Always contact a doctor or authorised therapist if your pain persists with the same intensity for more than 36 hours.

This may be work-related, for example, sedentary work with a computer, but leisure activities can also be a cause.

The pain often continues for a long time, even though the strain has ceased, and is a significant cause of long-term absence due to illness.

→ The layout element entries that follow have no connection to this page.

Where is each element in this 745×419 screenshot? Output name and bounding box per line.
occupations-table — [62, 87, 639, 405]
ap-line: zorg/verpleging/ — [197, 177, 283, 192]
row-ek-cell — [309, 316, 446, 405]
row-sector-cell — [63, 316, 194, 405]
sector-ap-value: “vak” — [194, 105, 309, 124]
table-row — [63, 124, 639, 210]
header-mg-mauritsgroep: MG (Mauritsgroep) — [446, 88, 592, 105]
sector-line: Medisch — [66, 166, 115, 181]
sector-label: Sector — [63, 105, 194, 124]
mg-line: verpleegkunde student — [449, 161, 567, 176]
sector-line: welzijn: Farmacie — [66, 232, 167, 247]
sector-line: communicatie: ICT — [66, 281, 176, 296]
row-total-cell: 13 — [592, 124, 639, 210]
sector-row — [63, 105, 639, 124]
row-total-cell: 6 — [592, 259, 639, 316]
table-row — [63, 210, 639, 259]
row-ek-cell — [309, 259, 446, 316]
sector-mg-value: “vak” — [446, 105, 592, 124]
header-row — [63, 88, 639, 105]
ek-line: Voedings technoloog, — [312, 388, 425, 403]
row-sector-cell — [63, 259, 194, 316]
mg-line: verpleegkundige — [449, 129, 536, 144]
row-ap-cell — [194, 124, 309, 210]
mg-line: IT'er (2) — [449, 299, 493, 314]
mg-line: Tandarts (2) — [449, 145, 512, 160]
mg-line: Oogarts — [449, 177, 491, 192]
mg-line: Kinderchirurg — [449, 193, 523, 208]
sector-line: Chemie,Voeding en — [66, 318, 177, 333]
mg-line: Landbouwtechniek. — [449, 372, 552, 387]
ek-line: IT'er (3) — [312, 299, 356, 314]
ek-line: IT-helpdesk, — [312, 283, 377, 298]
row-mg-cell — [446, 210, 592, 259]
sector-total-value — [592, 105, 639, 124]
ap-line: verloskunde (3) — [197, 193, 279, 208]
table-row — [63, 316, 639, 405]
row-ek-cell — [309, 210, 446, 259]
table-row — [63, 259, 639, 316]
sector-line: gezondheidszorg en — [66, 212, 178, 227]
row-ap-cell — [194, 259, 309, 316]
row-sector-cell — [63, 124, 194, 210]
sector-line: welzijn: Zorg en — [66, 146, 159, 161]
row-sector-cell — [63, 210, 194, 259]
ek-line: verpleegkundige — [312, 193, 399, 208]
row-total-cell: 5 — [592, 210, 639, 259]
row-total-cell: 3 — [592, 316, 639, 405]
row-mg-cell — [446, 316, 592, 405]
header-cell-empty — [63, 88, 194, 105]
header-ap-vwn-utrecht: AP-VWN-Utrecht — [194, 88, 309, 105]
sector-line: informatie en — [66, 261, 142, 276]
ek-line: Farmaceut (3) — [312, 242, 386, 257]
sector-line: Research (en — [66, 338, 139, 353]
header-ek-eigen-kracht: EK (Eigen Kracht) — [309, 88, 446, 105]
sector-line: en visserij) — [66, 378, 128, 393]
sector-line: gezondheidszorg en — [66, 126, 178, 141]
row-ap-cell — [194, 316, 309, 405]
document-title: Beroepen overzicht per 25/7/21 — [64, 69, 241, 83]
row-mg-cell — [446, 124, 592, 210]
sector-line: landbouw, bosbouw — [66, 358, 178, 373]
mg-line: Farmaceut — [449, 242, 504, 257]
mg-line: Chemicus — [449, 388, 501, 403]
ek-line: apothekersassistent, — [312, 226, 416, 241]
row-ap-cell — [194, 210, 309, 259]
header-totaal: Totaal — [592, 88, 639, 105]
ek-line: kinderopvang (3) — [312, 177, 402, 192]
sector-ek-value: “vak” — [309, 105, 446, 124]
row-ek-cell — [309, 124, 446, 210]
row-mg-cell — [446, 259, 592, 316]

An example of this is sustained office work, where you sit in a bent over position for prolonged periods, resulting in strain to ligaments and spinal discs in the back and giving rise to irritation in these structures.

Read more
Read more about how to prevent injuries.

The first hours

5 things you can do with injuries

  1. Begin treating the injury immediately after it occurs.
  2. Make sure you cool the injured area down, as cold reduces swelling. Lay an icepack or bag of frozen peas on the injured area as quickly as possible after the injury occurs. Remember, you must never place ice directly on the skin. Wrap the icepack in a tea towel or scarf, for example. Hold the icepack in position for about 20 to 30 minutes and repeat after a 30 minute break.
  3. Place pressure on the injured area to stabilise and minimise swelling. Use elastic bandage or a scarf, for example.
  1. Raise the injured area above heart level – as much as this is possible. This will reduce blood flow to the area and limit swelling in the injured area.
  2. After 24 to 36 hours it is time to move the injured body part again. Stay within the pain limit to promote skeletal-muscle (venous) pump action and thereby increase blood flow to the injured area, which is important for healing the damaged structure.

Always contact a doctor or authorised therapist if your pain persists with the same intensity for more than 36 hours.